Despite your friends’ warnings, you did it anyway. You got a tattoo on your chest – a giant flaming heart with your special someone’s name on it. The only problem is that your special someone is no longer yours. Now you’re stuck with a painful, and faded, reminder of the past that you’d do anything to get rid of.
Well, you certainly aren’t alone. Some reports estimate that 45 million Americans have tattoos and about 17 percent of them regret getting them. The good news for both them and you is that there are a few different options for getting rid of a tattoo. This guide will give you a basic rundown of the tattoo removal process.
Can My Tattoo Be Removed?
The short answer is – yes, but in reality, tattoo removal can be a tricky and complicated process. The majority of the process depends on certain variables such as:
- The age of the tattoo
- The location of the tattoo
- The size of the tattoo
For instance, if you have a tattoo that covers your entire back, that’s going to take a lot more time to remove than a small tattoo on your wrist. A newer tattoo will be more difficult to remove than an older, faded tattoo because the ink is still somewhat fresh.
It’s also important to know that, in some circumstances, a tattoo cannot be completely removed. In other words, there is a possibility that your skin won’t look exactly like it did before you got inked; some traces of the tattoo may be left behind. Here are some other things that you should know about tattoo removal before deciding on it:
- It can be painful – Although getting the tattoo may have been painful, some say the removal feels even worse.

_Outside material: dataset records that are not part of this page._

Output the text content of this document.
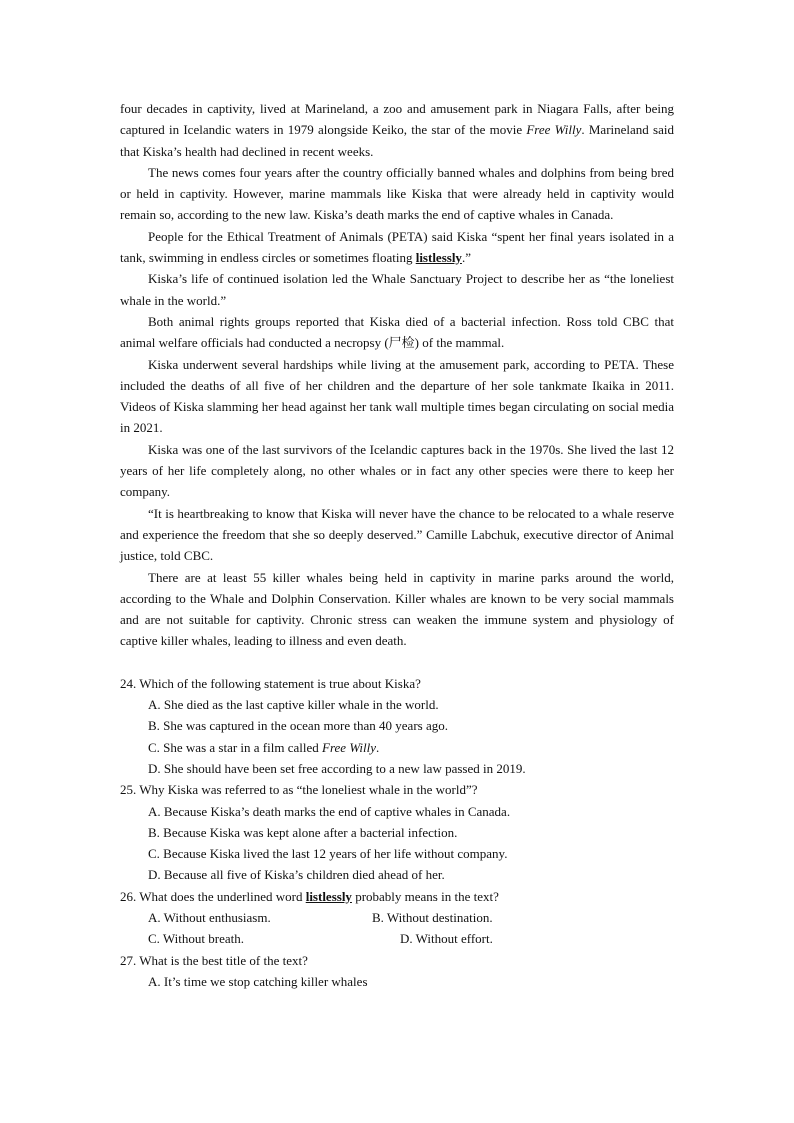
four decades in captivity, lived at Marineland, a zoo and amusement park in Niagara Falls, after being captured in Icelandic waters in 1979 alongside Keiko, the star of the movie Free Willy. Marineland said that Kiska’s health had declined in recent weeks.

The news comes four years after the country officially banned whales and dolphins from being bred or held in captivity. However, marine mammals like Kiska that were already held in captivity would remain so, according to the new law. Kiska’s death marks the end of captive whales in Canada.

People for the Ethical Treatment of Animals (PETA) said Kiska “spent her final years isolated in a tank, swimming in endless circles or sometimes floating listlessly.”

Kiska’s life of continued isolation led the Whale Sanctuary Project to describe her as “the loneliest whale in the world.”

Both animal rights groups reported that Kiska died of a bacterial infection. Ross told CBC that animal welfare officials had conducted a necropsy (尸检) of the mammal.

Kiska underwent several hardships while living at the amusement park, according to PETA. These included the deaths of all five of her children and the departure of her sole tankmate Ikaika in 2011. Videos of Kiska slamming her head against her tank wall multiple times began circulating on social media in 2021.

Kiska was one of the last survivors of the Icelandic captures back in the 1970s. She lived the last 12 years of her life completely along, no other whales or in fact any other species were there to keep her company.

“It is heartbreaking to know that Kiska will never have the chance to be relocated to a whale reserve and experience the freedom that she so deeply deserved.” Camille Labchuk, executive director of Animal justice, told CBC.

There are at least 55 killer whales being held in captivity in marine parks around the world, according to the Whale and Dolphin Conservation. Killer whales are known to be very social mammals and are not suitable for captivity. Chronic stress can weaken the immune system and physiology of captive killer whales, leading to illness and even death.

24. Which of the following statement is true about Kiska?

A. She died as the last captive killer whale in the world.

B. She was captured in the ocean more than 40 years ago.

C. She was a star in a film called Free Willy.

D. She should have been set free according to a new law passed in 2019.

25. Why Kiska was referred to as “the loneliest whale in the world”?

A. Because Kiska’s death marks the end of captive whales in Canada.

B. Because Kiska was kept alone after a bacterial infection.

C. Because Kiska lived the last 12 years of her life without company.

D. Because all five of Kiska’s children died ahead of her.

26. What does the underlined word listlessly probably means in the text?

A. Without enthusiasm.	B. Without destination.
C. Without breath.	D. Without effort.

27. What is the best title of the text?

A. It’s time we stop catching killer whales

- It can be time-consuming – In most cases, it takes multiple sessions of the chosen procedure to get rid of the tattoo.
- It gets pricey – Because you’re charged per session, the more sessions you have, the pricier it will be.
If you’re undeterred by the stipulations, it’s time to decide how you want to remove your tattoo.
Options For Tattoo Removal
When it comes to tattoo removal, you have a few different options. They are:
Laser Removal – This is probably the most commonly used procedure. As the name suggests, a laser is used to break up the ink of the tattoo, which is just below the top layer of skin. Once the ink is broken up, your immune system will step in and clear the bits of ink away. The procedure requires multiple sessions; depending on the size of the tattoo, you may need up to 10 sessions. Each session can cost anywhere from $250 to $850.
Intense Pulsed Light Therapy – Similar to laser removal, IPL, as it’s more commonly called, uses a high-intensity light to break up the ink. This method, although not as commonly used as laser removal, is said to be more efficient and less painful than the laser procedure. However, it’s also more expensive. Some spas that offer IPL charge up to $10 per pulse. With multiple pulses given each session, the cost can quickly add up.
Dermabrasion – During this procedure, the first two layers of skin will basically be sanded off. The skin will be numbed, so there shouldn’t be any pain during the procedure. However, afterward the skin may feel raw, so it will need to be covered in ointment and bandages for up to 10 days. Dermabrasion may also be done in multiple sessions that can cost $200 to $300 per session.
Surgical Removal – Since surgical removal means cutting the tattooed skin off, this options is best for tiny tattoos. There are two main types of surgical removal: excision and cryosurgery. In excision, the tattooed skin is cut away with a scalpel and then the gap is sewn together with stitches. The area is numbed beforehand and in cryosurgery, which is similar to excision, the area is frozen before the surgery. Both procedures can cost hundreds of dollars.
If these procedures sound too painful or too costly or too time-consuming, you may be tempted to try a do-it-yourself treatment such as a tattoo removal cream. However, these creams take several months to produce results and usually cost more than a hundred dollars for a few months’ supply. Although they may not cause pain, they can irritate the skin or cause an allergic reaction. If you’d really rather try a tattoo removal cream, consult with a dermatologist first.
Risks And Results
With any medical procedure, there are risks, most of which are minor. They include:
- Scarring or other skin damage
- Skin discoloration
- Allergic reaction
[Related – 10 Common Causes Of Skin Discoloration]
Some concern has been raised over the side effects of laser procedures. Researchers believe that laser treatment may result in the formation of carcinogens and other toxins from certain pigments in the tattoo. These carcinogens may have a negative effect on the lymph nodes, a potentially serious side effect if proven.
That said, no risk is ever without reward. After several months of treatment, your tattoo should be mostly, if not completely, gone. There may be some traces of ink left behind, but your former flame’s name will no longer be emblazoned on your chest.